Christiane Köhne - Starter

Elvis Presley und das Faultier

Auf den Bildern von Christiane Köhne begegnen sich Erdferkel, Strickmützen und Kohlemeiler, ohne sich um die Wirklichkeit zu scheren. Dabei kommt die Malerei zu sich selbst.
Elvis Presley und das Faultier

Christiane Köhne: "Truman, Elvis, Faultier", 2012, 90 x 120 cm

Kaltblütig oder niedlich? Bambi trägt jetzt Truman Capotes Kopf auf den Schultern. Was das Rehkitz und den Schriftsteller zusammenbringt? Wer weiß das schon. Bei den Bildern von Christiane Köhne beginnt man nach Zusammenhängen zu suchen, will erforschen, wie sich der Kohlemeiler auf den amerikanischen Schauspieler Will Ferrell auswirkt oder was das Faultier neben Elvis Presley zu sagen haben mag – und läuft doch ins Leere.

Christiane Köhne ist keine Geschichtenerzählerin. Die in Stuttgart lebende Künstlerin hat in Pforzheim Schmuckdesign studiert. Da an der Hochschule für Gestaltung viel Wert auf eine künstlerische Ausbildung gelegt wird, kam sie mit der Malerei in Kontakt.

Malerei ist bei ihr kein Mittel zum Zweck, ist nicht Vehikel, um Botschaften zu transportieren, Köhne platziert ihre Motive auf der Leinwand um ihrer selbst willen. Sie schnürt Heterogenes in ungewöhnlichen Kompositionen zusammen. Abstraktion und Figuration tauchen wie selbstverständlich nebeneinander auf. Köhne bringt Grobes und Feines, geometrische Formen und mit Feinmalerei kunstvoll ausformulierte Gegenstände in spannungsvolle Dialoge. Die einzelnen Elemente wollen sich aber nicht aufeinander beziehen, sondern sind reine malerische Fiktionen. Die Leinwand als Fundgrube für Rüsseltier und Kopfbedeckungen, Tapetenmuster und ausgekippte Buchstaben, die sich einer Pointe verweigern. Das eklektische Figurenrepertoire wurde aus dem Alltag in einen malerischen Kontext übertragen: Hier kopiert die Künstlerin Kinderfotos, dort meint man ein Erdferkel grunzen zu hören.

Das ist Malerei im Zeitalter des Subjektivismus, denn wenn neben einem Faultier Elvis Presley auftaucht, so nur, weil Christiane Köhne seine Musik mag. Ihr geht es um nichts weiter als das Sichtbare – aber das ist mehr als genug.

Christiane Köhne

Geboren: 6.3.1980, Böblingen.

Wohnort: Raum Stuttgart.

Ausbildung: Goldschmiedin; Diplom-Designerin (FH).

Initialzündung: Malereikurs im ersten Semester – das erste Mal auf Leinwand gemalt, seitdem ist die Malerei in meinem Leben. Zeichnen: Mappenkurs – dort erkannte ich, dass eine Zeichnung ihren Eigenwert hat, jenseits des herkömmlichen Schönheitsbegriffs, und für mich Freiheit bedeutet.
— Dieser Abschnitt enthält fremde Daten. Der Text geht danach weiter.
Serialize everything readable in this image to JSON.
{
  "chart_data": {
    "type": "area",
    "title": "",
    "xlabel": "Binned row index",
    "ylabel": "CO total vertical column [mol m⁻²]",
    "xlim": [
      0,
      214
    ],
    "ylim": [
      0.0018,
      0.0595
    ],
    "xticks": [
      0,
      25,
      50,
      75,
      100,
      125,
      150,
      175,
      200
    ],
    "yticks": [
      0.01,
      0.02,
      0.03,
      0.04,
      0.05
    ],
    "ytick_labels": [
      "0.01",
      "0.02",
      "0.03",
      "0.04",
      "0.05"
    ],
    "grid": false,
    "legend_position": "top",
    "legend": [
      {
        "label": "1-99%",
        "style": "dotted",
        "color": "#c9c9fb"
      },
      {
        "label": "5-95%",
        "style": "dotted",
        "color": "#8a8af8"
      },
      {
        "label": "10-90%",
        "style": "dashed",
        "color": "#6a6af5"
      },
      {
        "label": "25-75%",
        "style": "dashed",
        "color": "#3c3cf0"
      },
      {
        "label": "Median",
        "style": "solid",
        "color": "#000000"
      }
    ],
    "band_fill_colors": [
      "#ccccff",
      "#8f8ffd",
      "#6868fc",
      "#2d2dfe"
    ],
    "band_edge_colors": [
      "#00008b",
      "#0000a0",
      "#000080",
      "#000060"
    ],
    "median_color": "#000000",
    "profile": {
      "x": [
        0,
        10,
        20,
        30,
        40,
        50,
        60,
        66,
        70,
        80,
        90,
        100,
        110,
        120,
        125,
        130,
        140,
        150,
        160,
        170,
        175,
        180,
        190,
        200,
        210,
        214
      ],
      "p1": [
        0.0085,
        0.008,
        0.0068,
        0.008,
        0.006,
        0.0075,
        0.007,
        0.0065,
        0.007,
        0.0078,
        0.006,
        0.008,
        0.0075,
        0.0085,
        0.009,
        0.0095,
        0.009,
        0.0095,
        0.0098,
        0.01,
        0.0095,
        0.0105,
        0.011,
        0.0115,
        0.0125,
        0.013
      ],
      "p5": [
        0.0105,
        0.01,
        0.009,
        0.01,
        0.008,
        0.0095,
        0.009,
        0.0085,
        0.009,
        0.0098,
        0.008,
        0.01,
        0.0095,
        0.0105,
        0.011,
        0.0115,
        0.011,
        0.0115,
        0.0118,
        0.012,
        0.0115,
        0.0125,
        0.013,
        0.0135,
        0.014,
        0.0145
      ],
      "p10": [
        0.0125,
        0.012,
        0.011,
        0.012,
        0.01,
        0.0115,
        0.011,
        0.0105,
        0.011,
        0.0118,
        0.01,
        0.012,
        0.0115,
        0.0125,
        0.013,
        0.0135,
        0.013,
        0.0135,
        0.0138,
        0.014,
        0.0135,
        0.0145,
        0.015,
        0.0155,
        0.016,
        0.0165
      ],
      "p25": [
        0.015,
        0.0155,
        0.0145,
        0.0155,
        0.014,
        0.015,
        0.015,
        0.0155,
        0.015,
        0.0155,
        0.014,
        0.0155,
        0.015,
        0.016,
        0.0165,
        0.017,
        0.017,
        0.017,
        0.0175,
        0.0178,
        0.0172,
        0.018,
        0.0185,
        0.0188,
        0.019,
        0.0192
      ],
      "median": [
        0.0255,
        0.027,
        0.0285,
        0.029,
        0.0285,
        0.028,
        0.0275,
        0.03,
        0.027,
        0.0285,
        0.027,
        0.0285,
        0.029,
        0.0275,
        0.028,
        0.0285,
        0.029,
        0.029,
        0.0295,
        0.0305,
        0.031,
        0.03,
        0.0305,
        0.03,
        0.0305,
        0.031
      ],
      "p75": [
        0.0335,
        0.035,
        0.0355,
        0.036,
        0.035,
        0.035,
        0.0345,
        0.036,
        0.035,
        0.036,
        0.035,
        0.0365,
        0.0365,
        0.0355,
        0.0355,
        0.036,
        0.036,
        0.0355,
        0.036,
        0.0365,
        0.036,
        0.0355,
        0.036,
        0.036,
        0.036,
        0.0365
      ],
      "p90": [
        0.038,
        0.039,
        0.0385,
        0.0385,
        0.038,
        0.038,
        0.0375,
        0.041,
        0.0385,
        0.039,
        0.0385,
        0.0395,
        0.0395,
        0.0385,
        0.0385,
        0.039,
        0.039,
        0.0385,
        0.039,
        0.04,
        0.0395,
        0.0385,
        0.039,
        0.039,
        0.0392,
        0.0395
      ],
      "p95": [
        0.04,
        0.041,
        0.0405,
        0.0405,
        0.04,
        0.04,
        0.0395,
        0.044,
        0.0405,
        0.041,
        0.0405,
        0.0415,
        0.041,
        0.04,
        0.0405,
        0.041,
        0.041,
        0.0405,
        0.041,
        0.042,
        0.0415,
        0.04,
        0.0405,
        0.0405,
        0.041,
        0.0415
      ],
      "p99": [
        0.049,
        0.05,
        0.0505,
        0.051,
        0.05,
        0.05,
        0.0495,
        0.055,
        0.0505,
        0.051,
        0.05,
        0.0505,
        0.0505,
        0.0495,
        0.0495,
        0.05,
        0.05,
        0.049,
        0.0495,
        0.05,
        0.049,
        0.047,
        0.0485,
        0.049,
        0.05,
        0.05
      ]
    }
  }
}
Galerie: Schacher – Raum für Kunst, Stuttgart.

Höhepunkt: Einige meiner Arbeiten wurden auf der diesjährigen Art Karlsruhe gezeigt.

Tiefpunkt: Kein Tiefpunkt.

Helden: Jean-Michel Basquiat, Gottfried Helnwein.

Credo: Eine Sache, die es wert ist, getan zu werden, ist es auch wert, gut getan zu werden.

Ein Rat, der ihnen geholfen hätte: Studiere Kunst!

Warum Künstlerin? Ich kann mit meinen Händen schöne Dinge erschaffen und meinem inneren kreativen Drang nachgehen. Kunst macht glücklich, und ohne Kunst kann ich nicht leben.